ABSTRACT: Recognizing the important physiological relationship between the heart and exercise, Dr Robert Arthur Bruce undertook research that revolutionized the way physicians approach cardiac disease. His contributions to exercise physiology and cardiology have shaped many concepts used today in clinical practice. He is best known for developing a protocol for the exercise treadmill test known as the Bruce protocol. Because of its universality, reproducibility, and practicality, the protocol remains one of the most widely used methods for diagnosing ischemic heart disease. Patients commonly start exercising on a treadmill set at 1.7 miles per hour and a 10% grade, and increase to a maximum speed of 6.0 miles per hour and a 22% grade.
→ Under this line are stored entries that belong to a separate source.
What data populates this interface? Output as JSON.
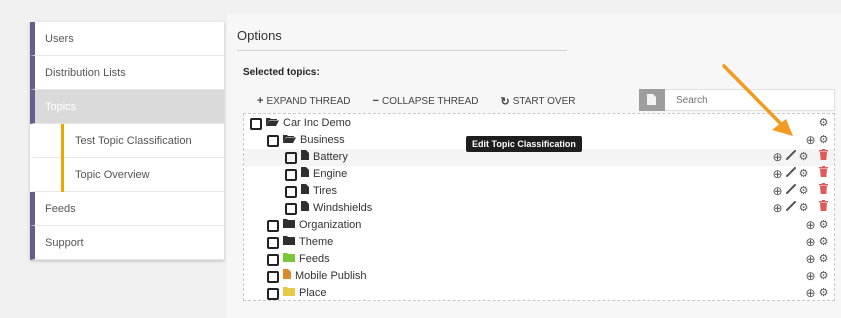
{
  "sidebar": {
    "items": [
      {
        "label": "Users"
      },
      {
        "label": "Distribution Lists"
      },
      {
        "label": "Topics"
      },
      {
        "label": "Test Topic Classification"
      },
      {
        "label": "Topic Overview"
      },
      {
        "label": "Feeds"
      },
      {
        "label": "Support"
      }
    ]
  },
  "main": {
    "title": "Options",
    "selected_label": "Selected topics:",
    "toolbar": {
      "expand": "EXPAND THREAD",
      "collapse": "COLLAPSE THREAD",
      "start_over": "START OVER"
    },
    "search": {
      "placeholder": "Search"
    },
    "tooltip": "Edit Topic Classification",
    "tree": [
      {
        "label": "Car Inc Demo",
        "level": 0,
        "icon": "folder-open-icon",
        "actions": [
          "gear"
        ]
      },
      {
        "label": "Business",
        "level": 1,
        "icon": "folder-open-icon",
        "actions": [
          "add",
          "gear"
        ]
      },
      {
        "label": "Battery",
        "level": 2,
        "icon": "file-icon",
        "actions": [
          "add",
          "wrench",
          "gear",
          "trash"
        ]
      },
      {
        "label": "Engine",
        "level": 2,
        "icon": "file-icon",
        "actions": [
          "add",
          "wrench",
          "gear",
          "trash"
        ]
      },
      {
        "label": "Tires",
        "level": 2,
        "icon": "file-icon",
        "actions": [
          "add",
          "wrench",
          "gear",
          "trash"
        ]
      },
      {
        "label": "Windshields",
        "level": 2,
        "icon": "file-icon",
        "actions": [
          "add",
          "wrench",
          "gear",
          "trash"
        ]
      },
      {
        "label": "Organization",
        "level": 1,
        "icon": "folder-icon",
        "actions": [
          "add",
          "gear"
        ]
      },
      {
        "label": "Theme",
        "level": 1,
        "icon": "folder-icon",
        "actions": [
          "add",
          "gear"
        ]
      },
      {
        "label": "Feeds",
        "level": 1,
        "icon": "folder-green-icon",
        "actions": [
          "add",
          "gear"
        ]
      },
      {
        "label": "Mobile Publish",
        "level": 1,
        "icon": "file-orange-icon",
        "actions": [
          "add",
          "gear"
        ]
      },
      {
        "label": "Place",
        "level": 1,
        "icon": "folder-yellow-icon",
        "actions": [
          "add",
          "gear"
        ]
      }
    ]
  },
  "colors": {
    "sidebar_accent": "#675e8e",
    "sub_accent": "#f0a400",
    "arrow": "#f39a21",
    "trash": "#e05a5a"
  }
}
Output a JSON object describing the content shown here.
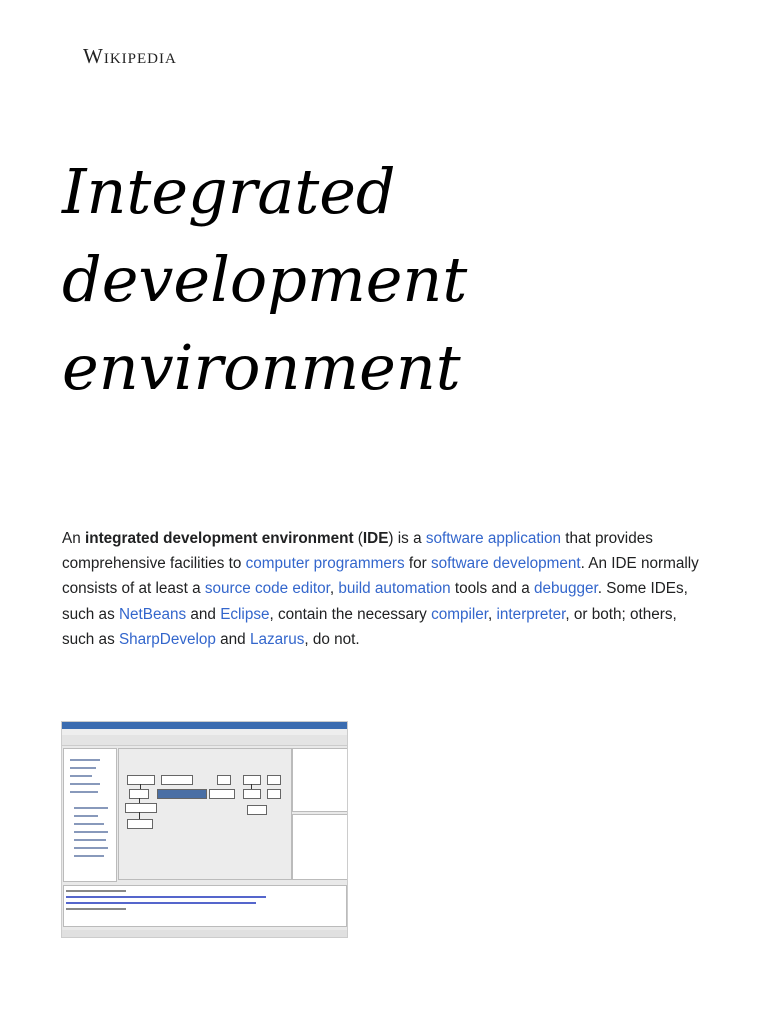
{
  "header": {
    "logo": "Wikipedia"
  },
  "article": {
    "title_lines": [
      "Integrated",
      "development",
      "environment"
    ],
    "intro": {
      "t1": "An ",
      "b1": "integrated development environment",
      "t2": " (",
      "b2": "IDE",
      "t3": ") is a ",
      "l1": "software application",
      "t4": " that provides comprehensive facilities to ",
      "l2": "computer programmers",
      "t5": " for ",
      "l3": "software development",
      "t6": ". An IDE normally consists of at least a ",
      "l4": "source code editor",
      "t7": ", ",
      "l5": "build automation",
      "t8": " tools and a ",
      "l6": "debugger",
      "t9": ". Some IDEs, such as ",
      "l7": "NetBeans",
      "t10": " and ",
      "l8": "Eclipse",
      "t11": ", contain the necessary ",
      "l9": "compiler",
      "t12": ", ",
      "l10": "interpreter",
      "t13": ", or both; others, such as ",
      "l11": "SharpDevelop",
      "t14": " and ",
      "l12": "Lazarus",
      "t15": ", do not."
    }
  },
  "colors": {
    "link": "#3366cc",
    "text": "#202122"
  }
}
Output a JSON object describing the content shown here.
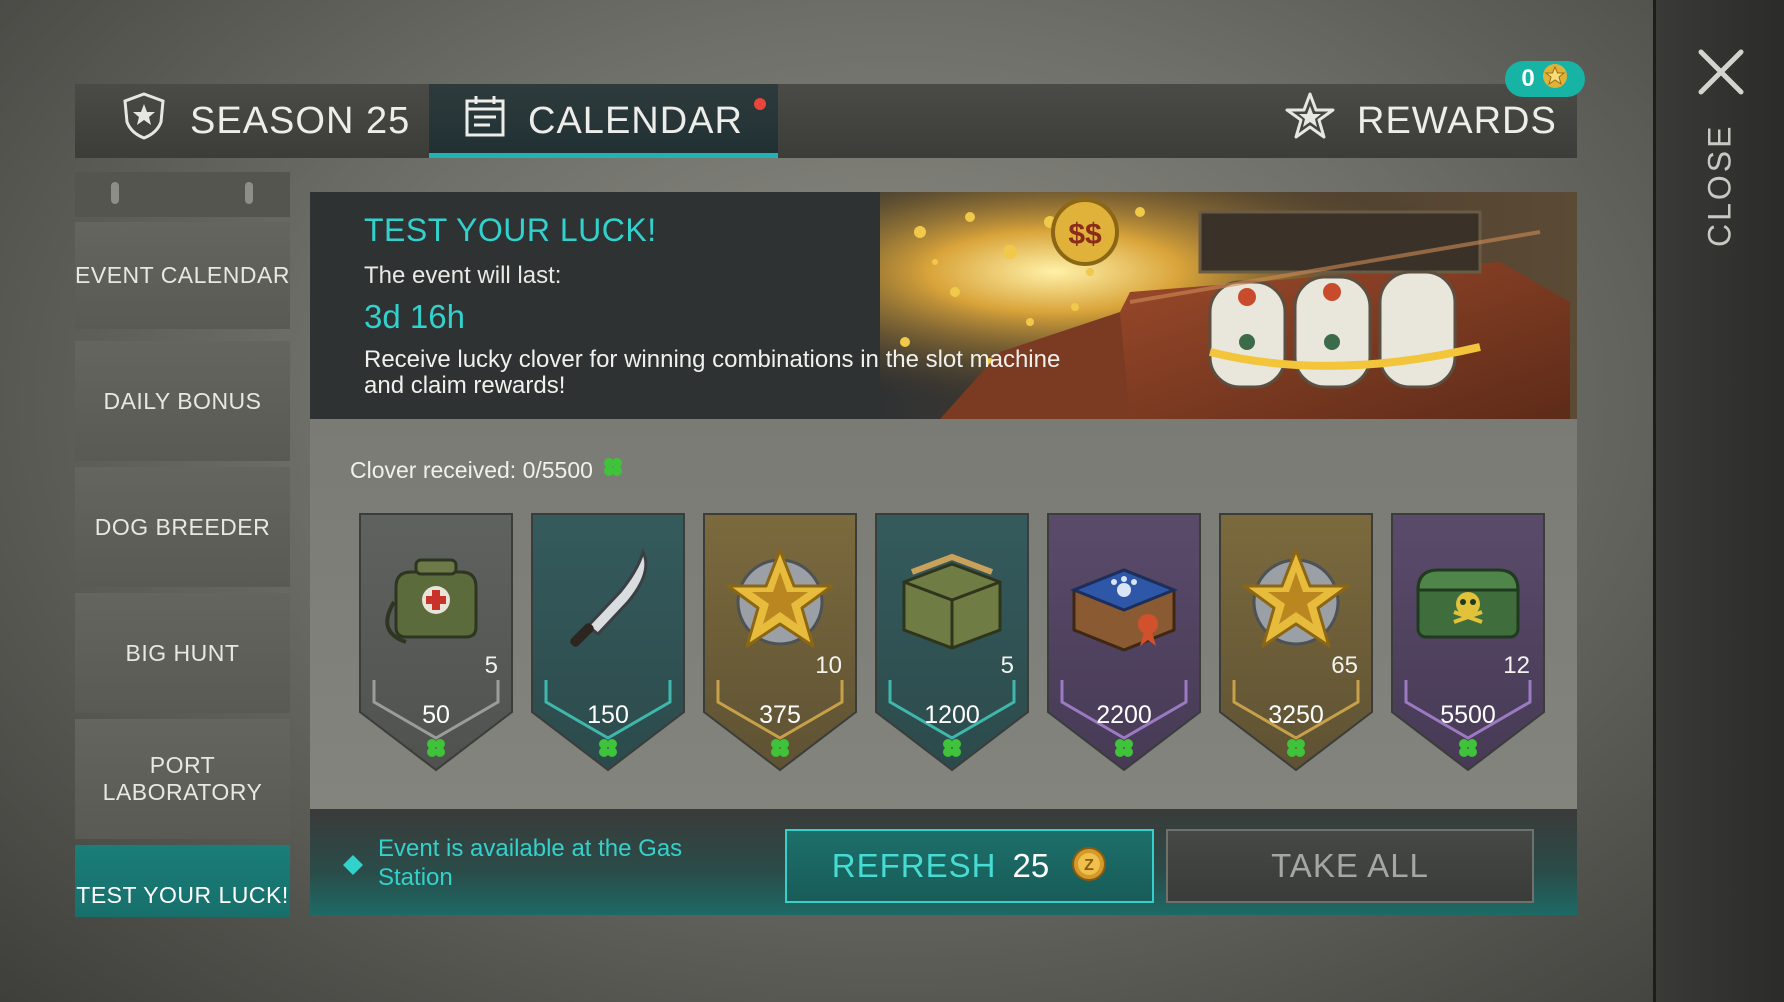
{
  "tabs": {
    "season": "SEASON 25",
    "calendar": "CALENDAR",
    "rewards": "REWARDS",
    "rewards_badge": "0"
  },
  "close_label": "CLOSE",
  "sidebar": {
    "items": [
      {
        "label": "EVENT CALENDAR"
      },
      {
        "label": "DAILY BONUS"
      },
      {
        "label": "DOG BREEDER"
      },
      {
        "label": "BIG HUNT"
      },
      {
        "label": "PORT LABORATORY"
      },
      {
        "label": "TEST YOUR LUCK!"
      }
    ]
  },
  "event": {
    "title": "TEST YOUR LUCK!",
    "duration_label": "The event will last:",
    "timer": "3d 16h",
    "description": "Receive lucky clover for winning combinations in the slot machine and claim rewards!"
  },
  "progress": {
    "label": "Clover received: 0/5500"
  },
  "milestones": [
    {
      "threshold": "50",
      "quantity": "5",
      "item_icon": "medkit-bag-icon",
      "theme": "gray"
    },
    {
      "threshold": "150",
      "quantity": "",
      "item_icon": "machete-icon",
      "theme": "teal"
    },
    {
      "threshold": "375",
      "quantity": "10",
      "item_icon": "gold-star-token-icon",
      "theme": "gold"
    },
    {
      "threshold": "1200",
      "quantity": "5",
      "item_icon": "wooden-crate-icon",
      "theme": "teal"
    },
    {
      "threshold": "2200",
      "quantity": "",
      "item_icon": "dog-crate-icon",
      "theme": "purple"
    },
    {
      "threshold": "3250",
      "quantity": "65",
      "item_icon": "gold-star-token-icon",
      "theme": "gold"
    },
    {
      "threshold": "5500",
      "quantity": "12",
      "item_icon": "toxic-chest-icon",
      "theme": "purple"
    }
  ],
  "footer": {
    "availability": "Event is available at the Gas Station",
    "refresh_label": "REFRESH",
    "refresh_cost": "25",
    "take_all_label": "TAKE ALL"
  },
  "colors": {
    "accent": "#33d1cc",
    "notification_dot": "#e8453c",
    "clover": "#3fc33a"
  }
}
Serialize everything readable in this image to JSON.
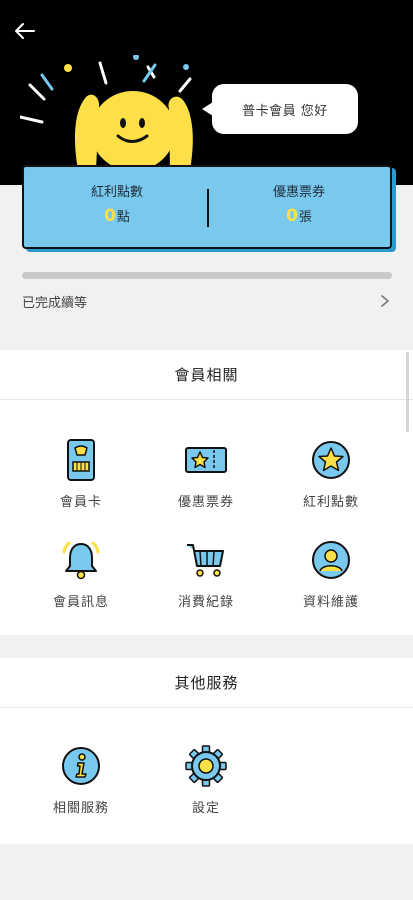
{
  "header": {
    "back_icon": "arrow-left-icon",
    "greeting": "普卡會員 您好"
  },
  "points": {
    "bonus_label": "紅利點數",
    "bonus_value": "0",
    "bonus_unit": "點",
    "coupon_label": "優惠票券",
    "coupon_value": "0",
    "coupon_unit": "張"
  },
  "level": {
    "text": "已完成續等",
    "progress": 0
  },
  "member_section": {
    "title": "會員相關",
    "items": [
      {
        "label": "會員卡",
        "icon": "member-card-icon"
      },
      {
        "label": "優惠票券",
        "icon": "ticket-icon"
      },
      {
        "label": "紅利點數",
        "icon": "star-coin-icon"
      },
      {
        "label": "會員訊息",
        "icon": "bell-icon"
      },
      {
        "label": "消費紀錄",
        "icon": "cart-icon"
      },
      {
        "label": "資料維護",
        "icon": "user-profile-icon"
      }
    ]
  },
  "other_section": {
    "title": "其他服務",
    "items": [
      {
        "label": "相關服務",
        "icon": "info-icon"
      },
      {
        "label": "設定",
        "icon": "gear-icon"
      }
    ]
  },
  "colors": {
    "accent_blue": "#79c9ee",
    "accent_yellow": "#fde047",
    "header_black": "#000000"
  }
}
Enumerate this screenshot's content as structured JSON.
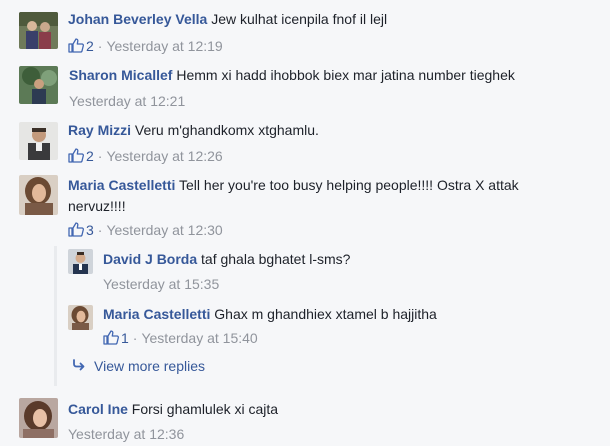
{
  "comments": [
    {
      "name": "Johan Beverley Vella",
      "text": "Jew kulhat icenpila fnof il lejl",
      "likes": "2",
      "time": "Yesterday at 12:19"
    },
    {
      "name": "Sharon Micallef",
      "text": "Hemm xi hadd ihobbok biex mar jatina number tieghek",
      "time": "Yesterday at 12:21"
    },
    {
      "name": "Ray Mizzi",
      "text": "Veru m'ghandkomx xtghamlu.",
      "likes": "2",
      "time": "Yesterday at 12:26"
    },
    {
      "name": "Maria Castelletti",
      "text": "Tell her you're too busy helping people!!!! Ostra X attak",
      "text2": "nervuz!!!!",
      "likes": "3",
      "time": "Yesterday at 12:30"
    },
    {
      "name": "Carol Ine",
      "text": "Forsi ghamlulek xi cajta",
      "time": "Yesterday at 12:36"
    }
  ],
  "replies": [
    {
      "name": "David J Borda",
      "text": "taf ghala bghatet l-sms?",
      "time": "Yesterday at 15:35"
    },
    {
      "name": "Maria Castelletti",
      "text": "Ghax m ghandhiex xtamel b hajjitha",
      "likes": "1",
      "time": "Yesterday at 15:40"
    }
  ],
  "view_more_replies": "View more replies",
  "separator": "·",
  "icons": {
    "like": "like-thumb-icon",
    "reply_arrow": "reply-arrow-icon"
  },
  "colors": {
    "name_link": "#365899",
    "meta": "#90949c",
    "background": "#f6f7f9"
  }
}
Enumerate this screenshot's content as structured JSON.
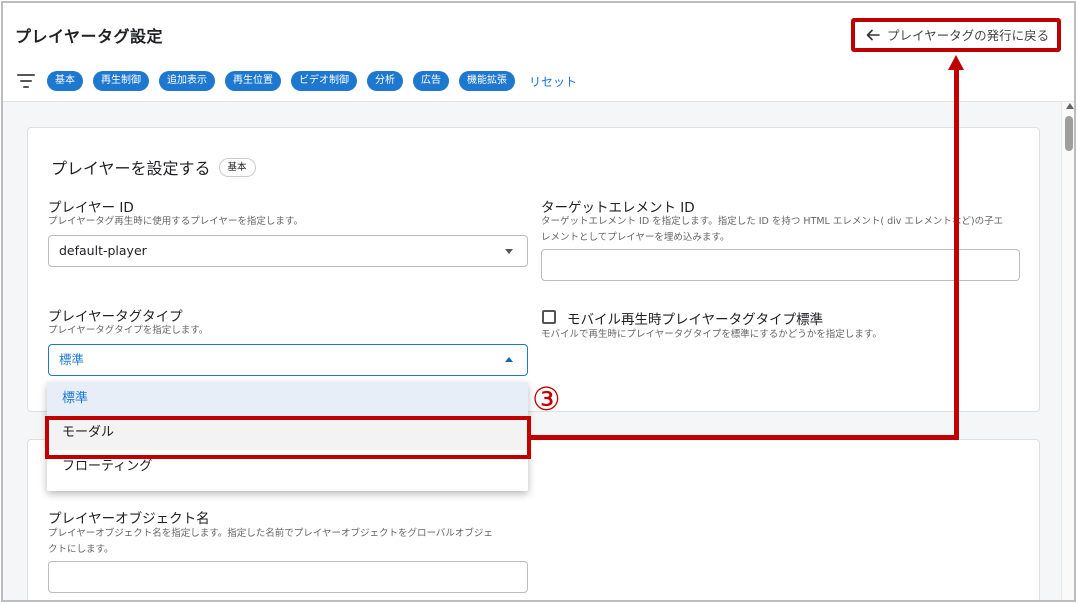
{
  "header": {
    "title": "プレイヤータグ設定",
    "back_label": "プレイヤータグの発行に戻る"
  },
  "filters": {
    "chips": [
      "基本",
      "再生制御",
      "追加表示",
      "再生位置",
      "ビデオ制御",
      "分析",
      "広告",
      "機能拡張"
    ],
    "reset_label": "リセット"
  },
  "section": {
    "title": "プレイヤーを設定する",
    "tag": "基本"
  },
  "player_id": {
    "label": "プレイヤー ID",
    "hint": "プレイヤータグ再生時に使用するプレイヤーを指定します。",
    "value": "default-player"
  },
  "target_element": {
    "label": "ターゲットエレメント ID",
    "hint_line1": "ターゲットエレメント ID を指定します。指定した ID を持つ HTML エレメント( div エレメントなど)の子エ",
    "hint_line2": "レメントとしてプレイヤーを埋め込みます。",
    "value": ""
  },
  "tag_type": {
    "label": "プレイヤータグタイプ",
    "hint": "プレイヤータグタイプを指定します。",
    "value": "標準",
    "options": [
      "標準",
      "モーダル",
      "フローティング"
    ]
  },
  "mobile": {
    "label": "モバイル再生時プレイヤータグタイプ標準",
    "hint": "モバイルで再生時にプレイヤータグタイプを標準にするかどうかを指定します。",
    "checked": false
  },
  "object_name": {
    "label": "プレイヤーオブジェクト名",
    "hint_line1": "プレイヤーオブジェクト名を指定します。指定した名前でプレイヤーオブジェクトをグローバルオブジェ",
    "hint_line2": "クトにします。",
    "value": ""
  },
  "annotation": {
    "step": "③",
    "color": "#c00000"
  },
  "colors": {
    "accent": "#1e78d0",
    "highlight": "#c00000"
  }
}
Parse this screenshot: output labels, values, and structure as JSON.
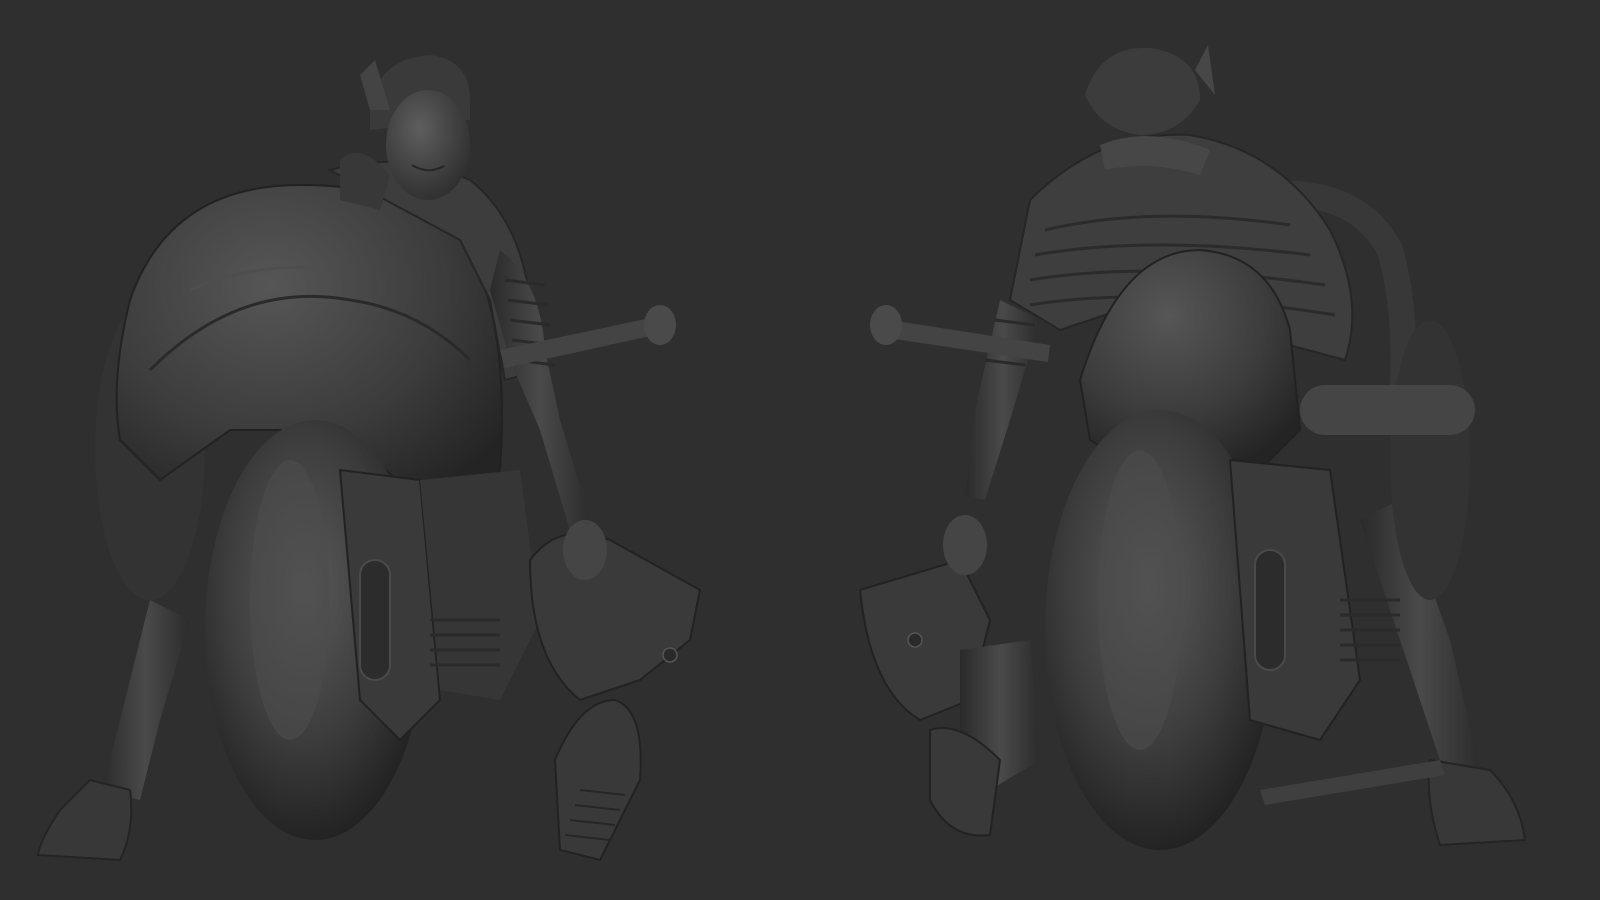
{
  "scene": {
    "background_color": "#2f2f2f",
    "sculpt_color": "#3f3f3f",
    "highlight_color": "#5a5a5a",
    "shadow_color": "#1f1f1f",
    "views": [
      {
        "name": "front-three-quarter-view",
        "subject": "rider-on-motorcycle"
      },
      {
        "name": "rear-three-quarter-view",
        "subject": "rider-on-motorcycle"
      }
    ]
  }
}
The aim of testing is to detect the presence of coronary artery disease by looking for electro-cardiogram changes during times of stress. The sensitivity of exercise treadmill testing is estimated to be 70% and the specificity to be 80%. These values range broadly depending on multiple factors, including the definition of a positive test result. The strongest predictor of survival found on exercise treadmill testing is exercise capacity. Treadmill testing can also be combined with imaging modalities to further increase sensitivity and specificity, making it one of the first tests considered when coronary artery disease is suspected in a patient. 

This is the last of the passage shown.